ClayDavis Thu 20-Jun-13 07:38:22

I've seen many posters on MN say they are visual learners and read by sight not phonics. It might not be worthwhile but I'd be interested to see how many of them 'passed' the screening check. I suspect most of them would have no trouble with the pseudowords.

Hulababy Thu 20-Jun-13 07:42:57

There are many sample screening checks online for anyone wanting to have a go.

learnandsay Thu 20-Jun-13 09:42:20

The YMN phonics screening check.

meditrina Thu 20-Jun-13 09:57:03

"Thanks, I did wonder how easy it would be for a sight reader to pass."

I don't think a sight reader could pass, as none of the novel words would have been seen before, so they cannot have learned them.

HarumScarum Thu 20-Jun-13 10:37:41

>> Thanks, I did wonder how easy it would be for a sight reader to pass.

Surely someone who had been taught by Look and Say but become a good reader (by which I mean able to tackle words they have not seen before adequately) has intuited the rules of phonics themselves anyway? This is me. I would have no trouble with the alien words at all, nor would I have found it hard at six because I was fortunate enough to find it easy to work out what the rules were. If you have been taught by Look and Say but have not become a good reader, as defined above, then of course you would fail. And you would fail because you can't read. Someone who can recognise some words, even quite a lot of them, can't read any more than I can say I speak German if I only know a hundred words in German. Neither level of knowledge is fit for purpose.

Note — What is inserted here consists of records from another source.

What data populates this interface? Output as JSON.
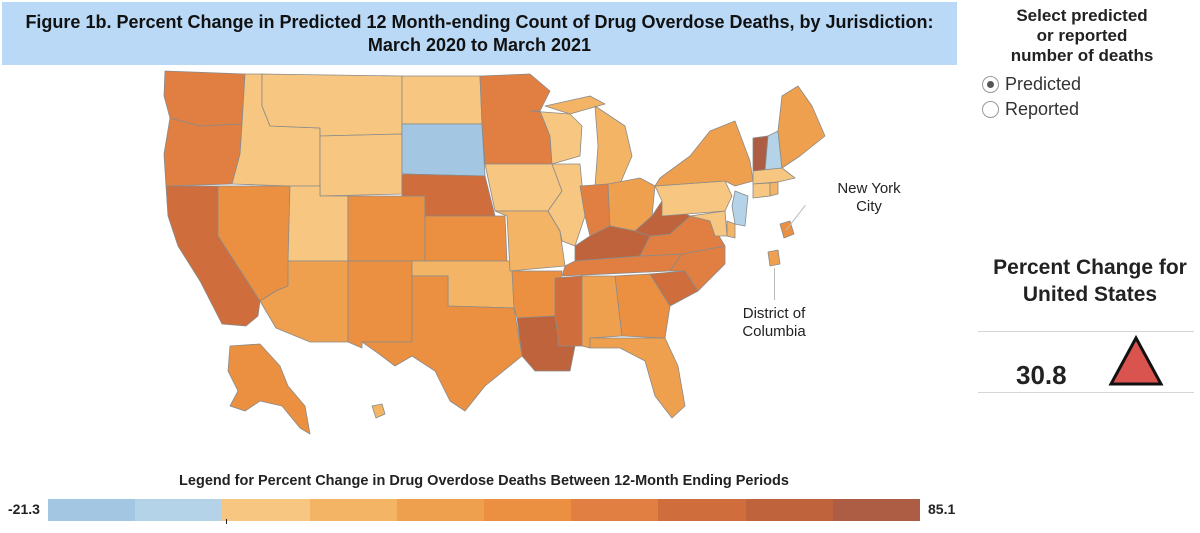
{
  "title": {
    "line1": "Figure 1b. Percent Change in Predicted 12 Month-ending Count of Drug Overdose Deaths, by Jurisdiction:",
    "line2": "March 2020 to March 2021"
  },
  "selector": {
    "title_lines": [
      "Select predicted",
      "or reported",
      "number of deaths"
    ],
    "options": [
      {
        "label": "Predicted",
        "checked": true
      },
      {
        "label": "Reported",
        "checked": false
      }
    ]
  },
  "callouts": {
    "nyc_line1": "New York",
    "nyc_line2": "City",
    "dc_line1": "District of",
    "dc_line2": "Columbia"
  },
  "kpi": {
    "title_line1": "Percent Change for",
    "title_line2": "United States",
    "value": "30.8",
    "direction": "increase",
    "color": "#d9534f"
  },
  "chart_data": {
    "type": "choropleth",
    "title": "Figure 1b. Percent Change in Predicted 12 Month-ending Count of Drug Overdose Deaths, by Jurisdiction: March 2020 to March 2021",
    "legend": {
      "title": "Legend for Percent Change in Drug Overdose Deaths Between 12-Month Ending Periods",
      "min_label": "-21.3",
      "max_label": "85.1",
      "min": -21.3,
      "max": 85.1,
      "bins": [
        "#a3c7e3",
        "#b4d2e8",
        "#f7c680",
        "#f3b466",
        "#efa04e",
        "#eb9040",
        "#e07f41",
        "#d06d3d",
        "#bf633c",
        "#ad5d44"
      ]
    },
    "jurisdictions": [
      {
        "name": "WA",
        "bin": 6
      },
      {
        "name": "OR",
        "bin": 6
      },
      {
        "name": "CA",
        "bin": 7
      },
      {
        "name": "NV",
        "bin": 5
      },
      {
        "name": "ID",
        "bin": 2
      },
      {
        "name": "MT",
        "bin": 2
      },
      {
        "name": "WY",
        "bin": 2
      },
      {
        "name": "UT",
        "bin": 2
      },
      {
        "name": "AZ",
        "bin": 4
      },
      {
        "name": "CO",
        "bin": 5
      },
      {
        "name": "NM",
        "bin": 5
      },
      {
        "name": "ND",
        "bin": 2
      },
      {
        "name": "SD",
        "bin": 0
      },
      {
        "name": "NE",
        "bin": 7
      },
      {
        "name": "KS",
        "bin": 5
      },
      {
        "name": "OK",
        "bin": 3
      },
      {
        "name": "TX",
        "bin": 5
      },
      {
        "name": "MN",
        "bin": 6
      },
      {
        "name": "IA",
        "bin": 2
      },
      {
        "name": "MO",
        "bin": 3
      },
      {
        "name": "AR",
        "bin": 5
      },
      {
        "name": "LA",
        "bin": 8
      },
      {
        "name": "WI",
        "bin": 2
      },
      {
        "name": "IL",
        "bin": 2
      },
      {
        "name": "MI",
        "bin": 3
      },
      {
        "name": "IN",
        "bin": 6
      },
      {
        "name": "OH",
        "bin": 4
      },
      {
        "name": "KY",
        "bin": 8
      },
      {
        "name": "TN",
        "bin": 6
      },
      {
        "name": "MS",
        "bin": 7
      },
      {
        "name": "AL",
        "bin": 4
      },
      {
        "name": "GA",
        "bin": 5
      },
      {
        "name": "FL",
        "bin": 4
      },
      {
        "name": "SC",
        "bin": 7
      },
      {
        "name": "NC",
        "bin": 6
      },
      {
        "name": "VA",
        "bin": 6
      },
      {
        "name": "WV",
        "bin": 8
      },
      {
        "name": "PA",
        "bin": 2
      },
      {
        "name": "NY",
        "bin": 4
      },
      {
        "name": "VT",
        "bin": 9
      },
      {
        "name": "NH",
        "bin": 1
      },
      {
        "name": "ME",
        "bin": 4
      },
      {
        "name": "MA",
        "bin": 2
      },
      {
        "name": "CT",
        "bin": 2
      },
      {
        "name": "RI",
        "bin": 3
      },
      {
        "name": "NJ",
        "bin": 1
      },
      {
        "name": "DE",
        "bin": 3
      },
      {
        "name": "MD",
        "bin": 2
      },
      {
        "name": "NYC",
        "bin": 5
      },
      {
        "name": "DC",
        "bin": 4
      },
      {
        "name": "AK",
        "bin": 5
      },
      {
        "name": "HI",
        "bin": 3
      }
    ]
  }
}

learnandsay Thu 20-Jun-13 11:47:23

I think that's precisely the question, although I'm not sure how many mumsnetters are going to admit that they failed the mumsnet phonics screening test. Maybe we should print it out and spring it on people in pubs, parks and doctors' waiting rooms.

mrz Thu 20-Jun-13 19:24:12

"Surely someone who had been taught by Look and Say but become a good reader (by which I mean able to tackle words they have not seen before adequately) has intuited the rules of phonics themselves anyway?"

exactly! or they would have to ask someone every time they encountered a new word then learn it by sight which is clearly not what happens.

IsabelleRinging Thu 20-Jun-13 22:45:18

Exactly mrz, even those of us who were taught in the 70s using Peter and Jane books use phonics. Children often learn things in a 'top down' way and work out the code for themselves. It doesn't mean they are not using phonics. Look and say works for lots of children as a basic introduction to reading, and most will work out the phonetic code themselves. However, teaching phonics first works even better for most. Nobody can read without phonics though.